With its shares up by 45% over the last 12 months, Intuitive Surgical (ISRG -1.19%) is once again proving its growth stock chops to its shareholders. The robotic surgery company is rapidly recovering from the headwinds it experienced due to the pandemic, and it's aiming to grow its business again at full speed. 

What's more, its runway for growth is incredibly long. But with such an optimistic setup and no obvious obstacles at the moment, it's no wonder the stock's valuation is a bit heady. So is Intuitive Surgical stock too hot to touch, or is it worth buying right now? Let's analyze and find out. 

The pandemic-induced downturn isn't gone just yet

Over the last few years, Intuitive's story hasn't changed much, and its razor-and-blade business model is as stellar as ever. It developed the the da Vinci robotic surgical suite, which is a surgeon-controlled set of robotic arms  designed for minimally invasive general, bariatric, and urology surgeries.

The company gets paid first when its customers buy the system, which has a sticker price of up to $2.5 million. Then it gets paid again when they purchase maintenance contracts, spare parts, new surgical toolheads, scanning systems, training programs, and other consumables and accessories. Each procedure costs between $600 and $3,500 in consumables, accessories, and instruments. That long tail of revenue is how Intuitive brought in $1.7 billion in sales during the first quarter, an impressive 81% of which was from those aforementioned recurring revenue sources.

Overall, that business model works swimmingly. Over the past 10 years, Intuitive's quarterly net income rose by 123%, topping $355 million. But continued growth rests on its ability to keep shipping da Vinci systems to new customers, and also on customers actually consistently using the systems to perform surgeries. The start of the pandemic also disrupted that dynamic as hospitals were forced to cancel or defer surgeries to free up beds and other resources for coronavirus patients.

Nonetheless, between 2019 and 2022 the number of procedures performed with da Vinci systems grew at a compound annual rate of 15%, exceeding 1.8 million for 2022. Now, that growth rate is accelerating a bit and may continue doing so.

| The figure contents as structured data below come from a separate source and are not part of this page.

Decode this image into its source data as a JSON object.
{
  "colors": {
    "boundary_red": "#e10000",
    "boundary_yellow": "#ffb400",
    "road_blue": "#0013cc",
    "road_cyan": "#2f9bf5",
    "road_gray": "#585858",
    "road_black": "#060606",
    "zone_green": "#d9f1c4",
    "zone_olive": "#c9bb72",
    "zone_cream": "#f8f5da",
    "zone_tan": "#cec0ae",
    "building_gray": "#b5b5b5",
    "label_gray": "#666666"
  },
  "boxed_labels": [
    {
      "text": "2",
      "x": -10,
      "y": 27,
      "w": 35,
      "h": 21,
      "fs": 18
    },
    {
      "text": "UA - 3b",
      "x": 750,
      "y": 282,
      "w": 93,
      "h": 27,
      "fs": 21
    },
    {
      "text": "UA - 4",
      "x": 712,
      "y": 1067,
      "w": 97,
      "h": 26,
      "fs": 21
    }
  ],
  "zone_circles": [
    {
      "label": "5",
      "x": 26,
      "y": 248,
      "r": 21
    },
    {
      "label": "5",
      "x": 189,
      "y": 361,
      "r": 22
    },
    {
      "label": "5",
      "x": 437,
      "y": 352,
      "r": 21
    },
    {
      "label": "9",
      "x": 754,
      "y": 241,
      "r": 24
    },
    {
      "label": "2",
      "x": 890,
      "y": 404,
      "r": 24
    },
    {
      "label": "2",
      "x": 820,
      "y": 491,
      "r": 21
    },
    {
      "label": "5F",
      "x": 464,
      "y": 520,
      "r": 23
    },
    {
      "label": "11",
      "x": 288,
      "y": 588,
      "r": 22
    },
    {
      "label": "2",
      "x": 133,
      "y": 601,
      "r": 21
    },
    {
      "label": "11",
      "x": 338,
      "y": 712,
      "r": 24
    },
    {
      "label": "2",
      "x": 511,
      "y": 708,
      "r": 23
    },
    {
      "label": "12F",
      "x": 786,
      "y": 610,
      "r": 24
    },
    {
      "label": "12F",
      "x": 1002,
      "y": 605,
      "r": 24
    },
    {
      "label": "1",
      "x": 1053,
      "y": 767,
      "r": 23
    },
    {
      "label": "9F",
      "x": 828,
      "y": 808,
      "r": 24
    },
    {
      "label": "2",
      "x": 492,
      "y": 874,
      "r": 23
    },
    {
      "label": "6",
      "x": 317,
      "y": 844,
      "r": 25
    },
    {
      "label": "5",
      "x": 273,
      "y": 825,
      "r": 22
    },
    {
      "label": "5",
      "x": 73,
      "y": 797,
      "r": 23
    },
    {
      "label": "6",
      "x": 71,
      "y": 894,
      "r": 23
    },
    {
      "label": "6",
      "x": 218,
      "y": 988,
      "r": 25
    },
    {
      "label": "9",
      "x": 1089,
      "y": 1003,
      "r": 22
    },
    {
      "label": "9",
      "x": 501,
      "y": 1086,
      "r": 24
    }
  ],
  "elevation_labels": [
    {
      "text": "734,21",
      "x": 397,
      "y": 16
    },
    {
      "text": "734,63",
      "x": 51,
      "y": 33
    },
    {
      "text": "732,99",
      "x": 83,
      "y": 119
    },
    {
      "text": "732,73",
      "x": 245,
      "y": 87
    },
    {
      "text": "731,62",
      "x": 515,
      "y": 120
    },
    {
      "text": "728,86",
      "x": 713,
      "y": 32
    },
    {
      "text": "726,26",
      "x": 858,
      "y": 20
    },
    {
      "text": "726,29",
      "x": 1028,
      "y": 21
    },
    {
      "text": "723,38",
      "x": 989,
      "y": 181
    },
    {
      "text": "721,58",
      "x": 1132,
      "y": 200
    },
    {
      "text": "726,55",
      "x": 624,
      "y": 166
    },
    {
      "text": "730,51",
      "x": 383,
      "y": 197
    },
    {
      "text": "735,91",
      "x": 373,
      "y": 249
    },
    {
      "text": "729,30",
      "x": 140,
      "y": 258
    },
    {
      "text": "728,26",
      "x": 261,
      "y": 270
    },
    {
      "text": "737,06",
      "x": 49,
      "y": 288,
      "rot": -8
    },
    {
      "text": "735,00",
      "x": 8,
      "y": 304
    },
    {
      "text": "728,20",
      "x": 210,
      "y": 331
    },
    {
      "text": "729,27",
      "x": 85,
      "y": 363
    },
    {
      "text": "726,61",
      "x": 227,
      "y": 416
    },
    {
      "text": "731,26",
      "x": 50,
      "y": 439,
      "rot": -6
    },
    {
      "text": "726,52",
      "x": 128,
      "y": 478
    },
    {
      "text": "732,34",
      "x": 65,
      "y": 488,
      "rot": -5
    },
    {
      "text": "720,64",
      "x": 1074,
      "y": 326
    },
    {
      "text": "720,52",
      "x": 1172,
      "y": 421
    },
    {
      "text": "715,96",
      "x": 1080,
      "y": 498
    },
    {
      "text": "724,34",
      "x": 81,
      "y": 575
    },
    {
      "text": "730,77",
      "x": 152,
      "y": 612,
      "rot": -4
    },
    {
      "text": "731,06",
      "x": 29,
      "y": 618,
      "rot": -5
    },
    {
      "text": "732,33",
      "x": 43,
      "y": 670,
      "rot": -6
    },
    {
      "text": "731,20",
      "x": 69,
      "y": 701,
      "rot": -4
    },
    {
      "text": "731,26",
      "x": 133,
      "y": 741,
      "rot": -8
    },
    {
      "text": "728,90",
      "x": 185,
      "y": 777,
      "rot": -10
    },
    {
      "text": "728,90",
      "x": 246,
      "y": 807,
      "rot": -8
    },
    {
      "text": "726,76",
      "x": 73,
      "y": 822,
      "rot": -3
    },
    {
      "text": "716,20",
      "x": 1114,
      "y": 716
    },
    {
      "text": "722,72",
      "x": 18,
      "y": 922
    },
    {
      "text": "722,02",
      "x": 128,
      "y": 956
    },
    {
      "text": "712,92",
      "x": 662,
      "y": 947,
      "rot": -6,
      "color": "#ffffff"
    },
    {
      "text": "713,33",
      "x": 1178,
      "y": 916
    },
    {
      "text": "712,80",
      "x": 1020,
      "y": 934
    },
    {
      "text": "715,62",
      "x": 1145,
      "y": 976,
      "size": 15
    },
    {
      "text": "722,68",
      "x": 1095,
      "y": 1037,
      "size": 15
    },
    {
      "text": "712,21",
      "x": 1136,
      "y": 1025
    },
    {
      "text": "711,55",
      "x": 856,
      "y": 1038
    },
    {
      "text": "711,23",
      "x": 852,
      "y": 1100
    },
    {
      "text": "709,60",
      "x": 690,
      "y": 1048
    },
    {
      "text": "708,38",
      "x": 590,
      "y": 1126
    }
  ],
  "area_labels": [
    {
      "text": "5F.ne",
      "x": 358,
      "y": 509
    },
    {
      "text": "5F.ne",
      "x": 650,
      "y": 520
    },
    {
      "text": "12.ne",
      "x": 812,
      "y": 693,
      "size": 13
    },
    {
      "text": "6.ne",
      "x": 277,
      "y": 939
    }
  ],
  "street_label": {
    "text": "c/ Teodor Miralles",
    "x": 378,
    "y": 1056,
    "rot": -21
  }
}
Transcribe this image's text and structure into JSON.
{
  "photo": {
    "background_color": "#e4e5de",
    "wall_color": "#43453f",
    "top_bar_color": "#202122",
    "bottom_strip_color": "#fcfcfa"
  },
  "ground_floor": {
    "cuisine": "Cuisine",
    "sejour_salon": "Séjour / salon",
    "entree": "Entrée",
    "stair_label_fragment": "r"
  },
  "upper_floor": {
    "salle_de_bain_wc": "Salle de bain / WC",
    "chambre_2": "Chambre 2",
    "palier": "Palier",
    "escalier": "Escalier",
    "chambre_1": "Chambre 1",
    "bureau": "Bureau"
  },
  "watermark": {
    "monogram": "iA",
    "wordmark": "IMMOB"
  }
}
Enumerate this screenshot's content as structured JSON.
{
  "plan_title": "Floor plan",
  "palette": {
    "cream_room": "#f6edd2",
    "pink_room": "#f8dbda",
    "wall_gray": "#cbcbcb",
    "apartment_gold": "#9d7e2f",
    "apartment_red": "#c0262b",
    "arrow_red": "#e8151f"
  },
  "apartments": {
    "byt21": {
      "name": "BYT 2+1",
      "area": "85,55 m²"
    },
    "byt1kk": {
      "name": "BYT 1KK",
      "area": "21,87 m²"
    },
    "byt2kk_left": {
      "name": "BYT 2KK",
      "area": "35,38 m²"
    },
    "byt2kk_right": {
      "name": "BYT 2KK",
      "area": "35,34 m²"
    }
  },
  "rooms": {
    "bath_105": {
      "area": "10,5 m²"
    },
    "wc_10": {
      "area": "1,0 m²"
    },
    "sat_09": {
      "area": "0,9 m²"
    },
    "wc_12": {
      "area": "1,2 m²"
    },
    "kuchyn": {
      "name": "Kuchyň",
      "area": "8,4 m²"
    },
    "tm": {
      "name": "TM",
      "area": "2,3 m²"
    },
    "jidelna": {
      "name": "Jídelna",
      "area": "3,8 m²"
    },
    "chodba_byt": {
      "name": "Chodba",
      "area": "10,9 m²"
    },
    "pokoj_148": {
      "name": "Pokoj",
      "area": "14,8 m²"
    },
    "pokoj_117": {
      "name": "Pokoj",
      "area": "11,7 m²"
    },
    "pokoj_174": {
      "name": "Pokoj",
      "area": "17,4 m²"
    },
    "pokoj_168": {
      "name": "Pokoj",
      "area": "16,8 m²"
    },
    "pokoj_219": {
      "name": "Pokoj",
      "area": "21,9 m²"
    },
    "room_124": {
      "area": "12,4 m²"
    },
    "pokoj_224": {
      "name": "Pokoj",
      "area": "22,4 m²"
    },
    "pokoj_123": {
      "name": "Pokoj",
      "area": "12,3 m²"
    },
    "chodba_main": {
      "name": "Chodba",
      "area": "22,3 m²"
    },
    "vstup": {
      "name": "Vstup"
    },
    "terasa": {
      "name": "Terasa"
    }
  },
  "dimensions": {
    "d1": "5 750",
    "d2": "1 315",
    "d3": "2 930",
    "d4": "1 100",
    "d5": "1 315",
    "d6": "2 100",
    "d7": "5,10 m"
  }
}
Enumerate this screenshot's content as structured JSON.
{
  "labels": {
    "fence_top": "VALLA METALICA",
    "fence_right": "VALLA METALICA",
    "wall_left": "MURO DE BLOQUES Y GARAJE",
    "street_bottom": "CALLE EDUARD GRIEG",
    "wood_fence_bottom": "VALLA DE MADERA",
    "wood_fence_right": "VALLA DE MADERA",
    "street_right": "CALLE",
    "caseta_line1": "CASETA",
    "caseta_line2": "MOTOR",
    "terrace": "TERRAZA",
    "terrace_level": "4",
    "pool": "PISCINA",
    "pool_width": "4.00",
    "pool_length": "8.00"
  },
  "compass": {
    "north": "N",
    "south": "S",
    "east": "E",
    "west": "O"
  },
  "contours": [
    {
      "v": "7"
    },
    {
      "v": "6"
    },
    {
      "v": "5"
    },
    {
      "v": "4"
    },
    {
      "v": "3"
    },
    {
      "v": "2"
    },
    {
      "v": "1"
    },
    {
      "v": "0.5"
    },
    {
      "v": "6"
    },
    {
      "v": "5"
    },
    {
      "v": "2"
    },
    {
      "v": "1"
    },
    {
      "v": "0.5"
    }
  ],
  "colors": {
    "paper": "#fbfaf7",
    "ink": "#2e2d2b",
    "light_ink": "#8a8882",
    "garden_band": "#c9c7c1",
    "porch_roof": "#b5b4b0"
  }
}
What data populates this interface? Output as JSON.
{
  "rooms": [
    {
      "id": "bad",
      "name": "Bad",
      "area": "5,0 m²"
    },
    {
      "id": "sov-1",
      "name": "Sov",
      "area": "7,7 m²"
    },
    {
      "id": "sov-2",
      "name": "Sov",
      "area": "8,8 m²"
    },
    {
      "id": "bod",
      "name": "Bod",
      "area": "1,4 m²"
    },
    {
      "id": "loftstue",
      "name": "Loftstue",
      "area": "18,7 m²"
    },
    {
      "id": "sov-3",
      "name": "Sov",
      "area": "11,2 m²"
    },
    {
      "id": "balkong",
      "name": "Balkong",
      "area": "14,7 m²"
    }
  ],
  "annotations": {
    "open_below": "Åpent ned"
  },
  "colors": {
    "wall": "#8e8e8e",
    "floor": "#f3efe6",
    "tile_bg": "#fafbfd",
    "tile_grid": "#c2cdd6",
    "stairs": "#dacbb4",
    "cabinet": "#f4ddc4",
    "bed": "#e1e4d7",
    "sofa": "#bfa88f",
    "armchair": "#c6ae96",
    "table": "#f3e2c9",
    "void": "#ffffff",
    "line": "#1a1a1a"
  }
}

Management is still citing problems caused by COVID in both China and the U.S. as being a drag on procedure volumes, even as procedure volume rose by a healthy 26% in Q1 compared to a year prior. As those lingering pandemic-derived constraints ebb further, it's hard to see how there might be fewer procedures being performed in the near term.

This isn't a stock for the price-sensitive

Intuitive's core business was remarkably durable during the pandemic's height, and the global rollout and utilization of its surgical suites is almost guaranteed to continue. It's strongly profitable, has no debt, and holds $4.7 billion in cash and equivalents to invest in developing new systems or penetrating markets more effectively.

Intuitive's runway for growth remains incredibly long, and there aren't any competitors gaining on it, or even anywhere in sight within its target surgery markets. This is a good growth stock to buy if you want exposure to significant upside over the next decade and beyond, and there aren't any blinking red warning lights to speak of in terms of its risk. 

The catch is that the stock's valuation makes it extremely expensive, which entails a small to medium risk for shareholders. Its price-to-earnings (P/E) ratio is 73. The market's average P/E is just under 25. If the business fails to expand at the rapid and enduring pace that the market is presently pricing in, people who buy it today might see their shares lose value. Likewise, if frothier valuations revert toward the market's mean as a result of macroeconomic issues or other factors, Intuitive Surgical's stock might suffer a few dents like it did during 2022's bear market. 

In the long term, however, this company is positioned to keep winning. Investment in research and development (R&D) should continue to steadily expand its offerings in terms of robotic toolheads, imaging stations, and software. This will likely open the door to massive selling opportunities to existing customers, not to mention enticing new ones. And there's no rule that says high valuations doom shareholders to painful corrections.

Given that Intuitive's core business was able to keep growing over the last few years, it's entirely possible that it'll live up to the market's expectations. If you can accept that it's an expensive stock, it could be a smart option to buy now and hold forever.